Впрочем, все эти маневры так ни к чему и не привели. Однажды вечером он вернулся домой довольно рано, зашел в музыкальную комнату, где я играл, и сел послушать. Я, разумеется, играть перестал, повернулся на табурете и спросил, как прошел вечер. «У нее не было времени на ужин или что-то другое, — сообщил брат. — Я могу с ней увидеться, если пойду на какой-то митинг. Если постою на углу вместе с ней и буду раздавать листовки прохожим. Словно я обязан пройти эти испытания. Я предложил ей выйти за меня замуж. Знаешь, чем она ответила? Лекцией о том, почему брак это узаконенная форма проституции. Представляешь? Что, все радикалы сумасшедшие?»

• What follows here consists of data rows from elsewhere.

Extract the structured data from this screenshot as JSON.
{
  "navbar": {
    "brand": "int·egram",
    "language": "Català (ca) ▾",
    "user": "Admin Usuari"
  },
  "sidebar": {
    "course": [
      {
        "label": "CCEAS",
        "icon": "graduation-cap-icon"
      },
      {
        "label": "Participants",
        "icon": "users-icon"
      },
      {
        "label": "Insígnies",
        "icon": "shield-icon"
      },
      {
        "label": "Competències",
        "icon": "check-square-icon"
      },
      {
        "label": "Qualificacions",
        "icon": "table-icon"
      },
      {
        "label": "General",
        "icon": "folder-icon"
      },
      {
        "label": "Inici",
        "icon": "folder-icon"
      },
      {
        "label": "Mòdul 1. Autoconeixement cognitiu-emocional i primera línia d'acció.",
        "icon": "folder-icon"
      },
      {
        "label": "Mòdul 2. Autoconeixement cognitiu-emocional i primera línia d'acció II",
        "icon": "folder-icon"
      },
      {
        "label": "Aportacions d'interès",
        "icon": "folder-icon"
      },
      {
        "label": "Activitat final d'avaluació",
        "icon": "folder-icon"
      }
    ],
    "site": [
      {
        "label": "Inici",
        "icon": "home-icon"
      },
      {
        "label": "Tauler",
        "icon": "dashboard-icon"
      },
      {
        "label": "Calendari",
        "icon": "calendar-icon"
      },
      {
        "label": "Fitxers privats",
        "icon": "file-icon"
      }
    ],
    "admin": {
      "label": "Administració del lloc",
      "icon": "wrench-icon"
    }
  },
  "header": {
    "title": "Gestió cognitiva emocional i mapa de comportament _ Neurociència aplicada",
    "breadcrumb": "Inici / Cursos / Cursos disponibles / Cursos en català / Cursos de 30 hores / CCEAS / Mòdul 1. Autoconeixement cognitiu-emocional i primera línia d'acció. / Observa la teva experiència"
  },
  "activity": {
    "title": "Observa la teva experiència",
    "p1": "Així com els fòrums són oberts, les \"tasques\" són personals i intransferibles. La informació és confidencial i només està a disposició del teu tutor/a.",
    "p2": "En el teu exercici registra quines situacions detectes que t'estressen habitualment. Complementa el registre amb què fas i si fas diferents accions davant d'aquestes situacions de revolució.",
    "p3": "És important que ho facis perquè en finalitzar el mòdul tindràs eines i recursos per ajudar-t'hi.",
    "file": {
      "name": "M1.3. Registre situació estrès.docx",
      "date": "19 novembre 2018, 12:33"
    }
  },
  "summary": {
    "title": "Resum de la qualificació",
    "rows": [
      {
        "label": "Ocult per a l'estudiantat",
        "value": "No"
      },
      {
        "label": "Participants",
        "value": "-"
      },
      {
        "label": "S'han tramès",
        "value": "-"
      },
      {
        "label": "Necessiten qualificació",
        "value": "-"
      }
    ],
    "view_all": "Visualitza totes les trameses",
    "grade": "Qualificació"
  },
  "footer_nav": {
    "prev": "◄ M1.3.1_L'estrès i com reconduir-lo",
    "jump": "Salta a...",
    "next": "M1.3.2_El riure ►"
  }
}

Я спросил Лэнгли, к какому типу радикалов относится его пассия. «Кто его знает, — ответил он. — Какая разница? Что-то типа социалистки-анархистки-анархо-синдикалистки-коммунистки. Если не быть кем-то таким самому, ни за что не определишь, в чем разница. Когда они не бросают бомбы, то заняты размежеванием на фракции».
Вскоре после этого как-то вечером Лэнгли спросил, не хочу ли я пройтись с ним на причал на Двадцатой улице проводить Анну в Россию. Ее выслали, и он хочет с ней попрощаться. «Пойдем», — сказал я. Мне было любопытно познакомиться с женщиной, которая так зацепила моего брата.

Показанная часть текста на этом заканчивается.